Since 2009, significant progress has been made in several areas, including the opening of the $1.2 billion international terminal in Atlanta’s Hartsfield-Jackson International Airport and the approval of two new 1,100 megawatt nuclear units at Plant Vogtle near Augusta. Georgians should be proud of these accomplishments, especially the $14 billion expansion at Plant Vogtle, the first nuclear units in the US since 1979. Significant determination was required to make these accomplishments a reality. This same determination will be needed to address the state’s many other infrastructure challenges.
In the 2009 Report Card, we noted that dam safety must be addressed as dam failure can cause property damage and potentially loss of life. While the Georgia Safe Dams Program has done their best with very limited resources, the number of dams in Georgia is growing. The number of dams per regulatory staff member is five times the national average and the backlog of permits and dam inspections is unacceptably long. This represents an unacceptable level of risk to public safety.
The growth in Georgia’s population to nearly 10 million has led to new infrastructure which brings with it the requirement for maintenance. Georgia has almost 800 structurally deficient bridges and over 2,000 functionally obsolete bridges. Lack of a cohesive transit system makes ridership time-consuming and confusing. The Savannah Harbor Expansion Project needs federal funding to be completed. These challenges must be addressed if the state is to remain competitive in the global economy.
The state’s continued economic prosperity is dependent on a strong, sustainable infrastructure. Georgia citizens and policy makers must unite to address the challenges and issues posed by the current and future state of our infrastructure and respond with dedication and results. Failure to address the requirements of our infrastructure will lead to degradation of basic public services, our quality of life and Georgia’s ability to remain competitive in attracting new businesses.
The 2014 Georgia Infrastructure Report Card is not intended to be a commentary on, nor an evaluation of, the performance of any particular government department, agency or individuals of these groups. In fact, our research found that most agencies have made remarkable progress in fulfilling their ever-expanding responsibilities despite being understaffed and underfunded.
A challenge in producing the Georgia Infrastructure Report Card was to maintain focus on statewide issues and avoid being overly influenced by local needs, especially in the metro Atlanta area. Although in many categories more data were available for the metro Atlanta area, significant efforts were made to make a statewide analysis.
The Georgia Section of ASCE represents nearly 3,000 civil engineering professionals who live and work in Georgia. On behalf of engineers dedicated to problem solving and creating a better quality of life, the Georgia Section presents this document to the citizens and policy makers of Georgia. As in 2009, we must ask ourselves if the grade is acceptable. We believe Georgia should aspire to be “Hope Scholars” with at least a B average. We have some work to do.

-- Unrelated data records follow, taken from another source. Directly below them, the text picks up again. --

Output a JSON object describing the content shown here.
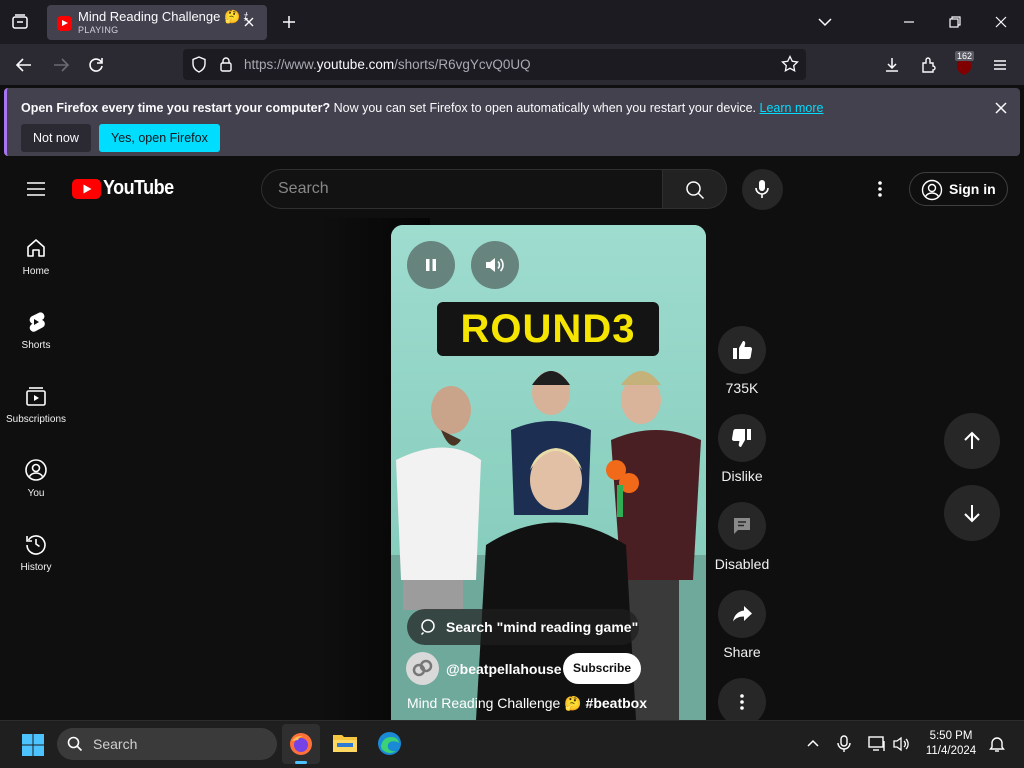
{
  "browser": {
    "tab": {
      "title": "Mind Reading Challenge 🤔 #beatbox",
      "status": "PLAYING"
    },
    "url": {
      "prefix": "https://www.",
      "host": "youtube.com",
      "path": "/shorts/R6vgYcvQ0UQ"
    },
    "extension_badge": "162"
  },
  "notification": {
    "bold": "Open Firefox every time you restart your computer?",
    "text": " Now you can set Firefox to open automatically when you restart your device. ",
    "link": "Learn more",
    "not_now": "Not now",
    "yes_open": "Yes, open Firefox"
  },
  "youtube": {
    "logo_text": "YouTube",
    "search_placeholder": "Search",
    "sign_in": "Sign in",
    "guide": [
      {
        "label": "Home"
      },
      {
        "label": "Shorts"
      },
      {
        "label": "Subscriptions"
      },
      {
        "label": "You"
      },
      {
        "label": "History"
      }
    ],
    "short": {
      "overlay_text": "ROUND3",
      "search_suggestion": "Search \"mind reading game\"",
      "channel": "@beatpellahouse",
      "subscribe": "Subscribe",
      "title": "Mind Reading Challenge 🤔 ",
      "title_tag": "#beatbox"
    },
    "actions": {
      "likes": "735K",
      "dislike": "Dislike",
      "comments": "Disabled",
      "share": "Share"
    }
  },
  "taskbar": {
    "search": "Search",
    "time": "5:50 PM",
    "date": "11/4/2024"
  },
  "colors": {
    "yt_red": "#ff0000",
    "firefox_accent": "#00ddff",
    "overlay_yellow": "#f5e500"
  }
}
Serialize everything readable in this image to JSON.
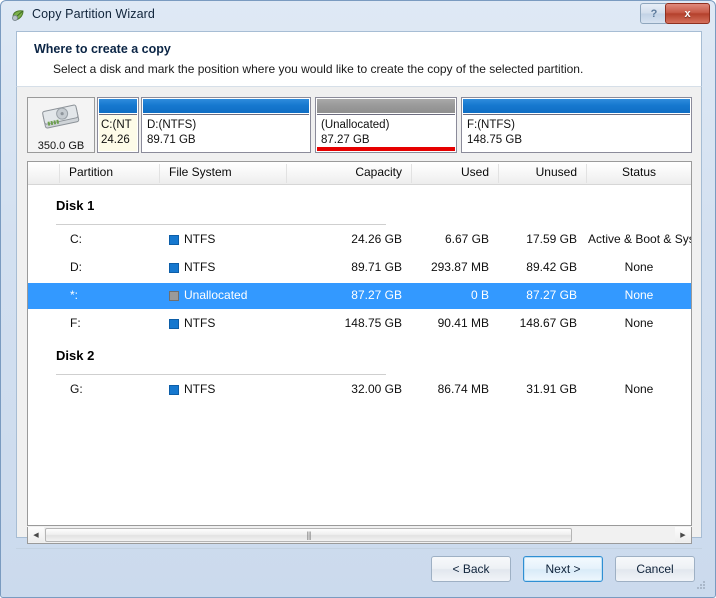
{
  "window": {
    "title": "Copy Partition Wizard",
    "icon": "wizard-leaf-icon",
    "help_label": "?",
    "close_label": "x"
  },
  "header": {
    "title": "Where to create a copy",
    "subtitle": "Select a disk and mark the position where you would like to create the copy of the selected partition."
  },
  "disk_map": {
    "disk_icon": "hard-disk-icon",
    "disk_size": "350.0 GB",
    "partitions": [
      {
        "name": "C:(NT",
        "size": "24.26",
        "bar_color": "#1678cf",
        "kind": "blue",
        "selected": false
      },
      {
        "name": "D:(NTFS)",
        "size": "89.71 GB",
        "bar_color": "#1678cf",
        "kind": "blue",
        "selected": false
      },
      {
        "name": "(Unallocated)",
        "size": "87.27 GB",
        "bar_color": "#9a9a9a",
        "kind": "gray",
        "selected": true
      },
      {
        "name": "F:(NTFS)",
        "size": "148.75 GB",
        "bar_color": "#1678cf",
        "kind": "blue",
        "selected": false
      }
    ],
    "selection_marker_color": "#e60000"
  },
  "table": {
    "columns": [
      "Partition",
      "File System",
      "Capacity",
      "Used",
      "Unused",
      "Status"
    ],
    "groups": [
      {
        "label": "Disk 1",
        "rows": [
          {
            "partition": "C:",
            "file_system": "NTFS",
            "swatch": "blue",
            "capacity": "24.26 GB",
            "used": "6.67 GB",
            "unused": "17.59 GB",
            "status": "Active & Boot & Syste",
            "selected": false
          },
          {
            "partition": "D:",
            "file_system": "NTFS",
            "swatch": "blue",
            "capacity": "89.71 GB",
            "used": "293.87 MB",
            "unused": "89.42 GB",
            "status": "None",
            "selected": false
          },
          {
            "partition": "*:",
            "file_system": "Unallocated",
            "swatch": "gray",
            "capacity": "87.27 GB",
            "used": "0 B",
            "unused": "87.27 GB",
            "status": "None",
            "selected": true
          },
          {
            "partition": "F:",
            "file_system": "NTFS",
            "swatch": "blue",
            "capacity": "148.75 GB",
            "used": "90.41 MB",
            "unused": "148.67 GB",
            "status": "None",
            "selected": false
          }
        ]
      },
      {
        "label": "Disk 2",
        "rows": [
          {
            "partition": "G:",
            "file_system": "NTFS",
            "swatch": "blue",
            "capacity": "32.00 GB",
            "used": "86.74 MB",
            "unused": "31.91 GB",
            "status": "None",
            "selected": false
          }
        ]
      }
    ],
    "selection_color": "#3399ff"
  },
  "scrollbar": {
    "left_arrow": "◀",
    "right_arrow": "▶",
    "grip": "|||"
  },
  "footer": {
    "back_label": "< Back",
    "next_label": "Next >",
    "cancel_label": "Cancel"
  }
}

About the American Society of Civil Engineers Georgia Section
“The Georgia Section of ASCE is the Georgia arm of the national organization, The American Society of Civil Engineers. We are a professional organization who strives to provide essential value to our members and partners that includes supporting and promoting Georgia Civil Engineers and providing training and networking opportunities. We also strive to advance public knowledge of civil engineering, and serve the public good.”